Chronicle of Higher Education

“When you come in, the furniture is in different places day to day. You can see by where [students] drag the furniture what [the designers] got right and got wrong.”—Susan Gibbons, the Janet Dayton Neilly Dean of River Campus Libraries, talking about how students use the Gleason Library, a one-year-old space in Rush Rhees Library that students helped design.

Fox News

“There are no data to say that the population is healthier. Indeed, the suicide rate in the middle years of life has been climbing.”—Eric Caine, the John Romano Professor of Psychiatry and a professor of neurology, commenting on a study indicating that the use of antidepressant drugs in the United States doubled between 1996 and 2005.

NPR

“All of those nitty-gritty elements of actually vaccinating people, my understanding is, are typically not in place in many obstetrical offices. And that’s kind of a barrier to vaccination.”—John Treanor, a professor of medicine and of microbiology and immunology, discussing obstacles to providing flu vaccinations to pregnant women.

Washington Post

“He is the only baseball broadcaster I’ve ever known who actually does a simulcast, and it’s not even remotely evident to either audience—radio or television.”—Curt Smith, a senior lecturer in the Department of English, discussing his book, Pull Up a Chair: The Vin Scully Story, a biography of the noted sports broadcaster.

Chicago Tribune

“Patients initially judge doctors on the basis of superficial demographics such as age, sex, and similarity to oneself.

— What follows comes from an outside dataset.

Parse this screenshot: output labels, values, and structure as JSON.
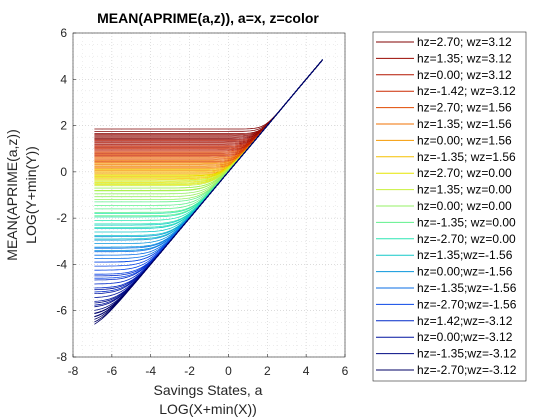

Later we tend to connect on the basis of personality, a deeper level. The better the communication, the less those superficial differences seem to matter.”—Ronald Epstein, a professor of family medicine and psychiatry, weighing in on a debate about how patients respond to obesity in health care workers.

New York Times

“Our measurements show that the treated filament becomes twice as bright with the same power consumption.”—Chunlei Guo, an associate professor of optics, describing the results of his research using lasers to blast a tungsten filament’s surface, creating a more energy-efficient incandescent light bulb.

“On a month scale, temperature fluctuations could have strong effects on the immune system.”—Jacques Robert, a professor of microbiology and immunology, commenting on a study exploring the connections between climate, frog populations, and the growth of a fungus that’s deadly to amphibians.